After the start of Russia’s full-scale war in Ukraine, perception of this state of reconstruction has changed, as has the process itself. If earlier the artist’s “comfort zone” was a vulnerable place of permanent repair, now people cling to examples of the instantaneous healing of public wounds. One remarkable scene that captured this transition was the direct strike resulting in heavy damage to Shevchenko square in the center of Kyiv on October 10th, 2022 [see related works from Double Exposure series]. This central intersection, which was pulverized into rubble and dust, was reconstructed within one day. Elsewhere, whole streets and districts are rebuilt in deoccupied cities, while the frequency of Russian missile attacks continues unabated. Is this instantaneous reconstruction a blind hope that we can cling to our collective Comfort Zone? Can there be any assurance that renewed areas would not be hit again from a distance? 

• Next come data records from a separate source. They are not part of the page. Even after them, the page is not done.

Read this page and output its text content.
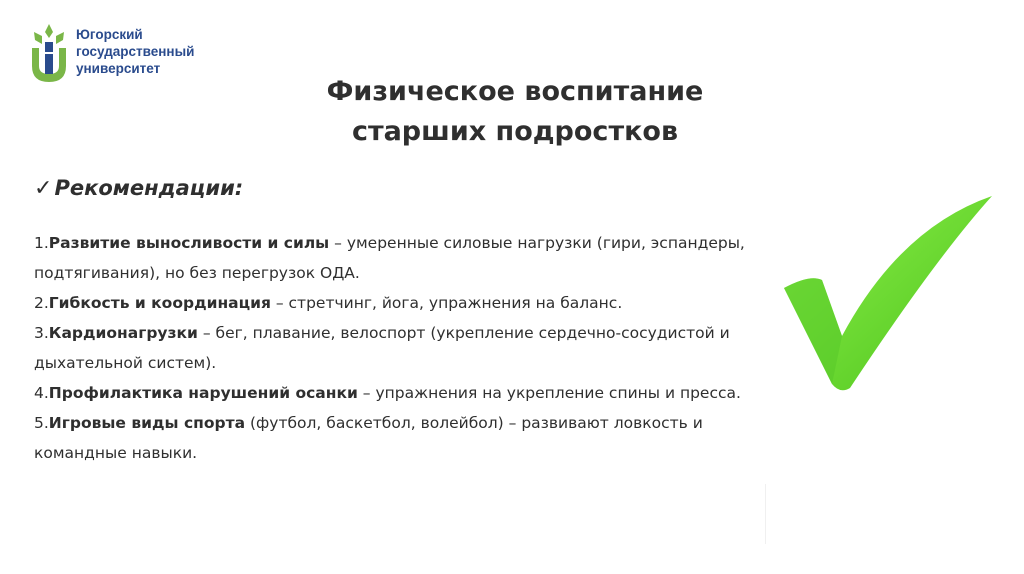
Югорский
государственный
университет
Физическое воспитание
старших подростков
✓Рекомендации:

1.Развитие выносливости и силы – умеренные силовые нагрузки (гири, эспандеры, подтягивания), но без перегрузок ОДА.

2.Гибкость и координация – стретчинг, йога, упражнения на баланс.

3.Кардионагрузки – бег, плавание, велоспорт (укрепление сердечно-сосудистой и дыхательной систем).

4.Профилактика нарушений осанки – упражнения на укрепление спины и пресса.

5.Игровые виды спорта (футбол, баскетбол, волейбол) – развивают ловкость и командные навыки.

As a parallel part of her practice, Inga Levi also actively engages with activist work, preserving local architectural and artistic heritage. One of the large-scale projects she curated was the reconstruction of the massive Soviet-era mosaic interior of the Kyiv Central Bus Station. Discussing the Comfort Zone project today, Levi cautions against idealizing the re/construction process, which still remains threatened by developers who find support with local administrations—for example, the recently passed Law №5655, which factually abolishes criminal responsibility for unlawful construction works and allows self-regulation by developers with the help of newly created companies. This law has received significant criticism from local activists and cultural workers since its initial registration in 2021. At the same time, there have been positive developments in this field during the war, as previously stalled re/construction projects have been effectively set back in motion by everyone from communal workers to self-organized independent initiatives. Sometimes the most destructive situations can produce the most enduring acts of public solidarity.

Published 17 December 2022
Inga Levi
is an artist born and based in Kyiv, Ukraine. She graduated from Ihor Sikorskyi Kyiv Polytechnic Institute in 2011 where she studied Book Illustration. Levi works with drawing, painting, and installation. In the 2000s, her practice started engaging with urban space, architecture, and monumental art. In 2018-2021, Levi curated restoration works of 1960s-era Soviet monumental mosaics in Kyiv.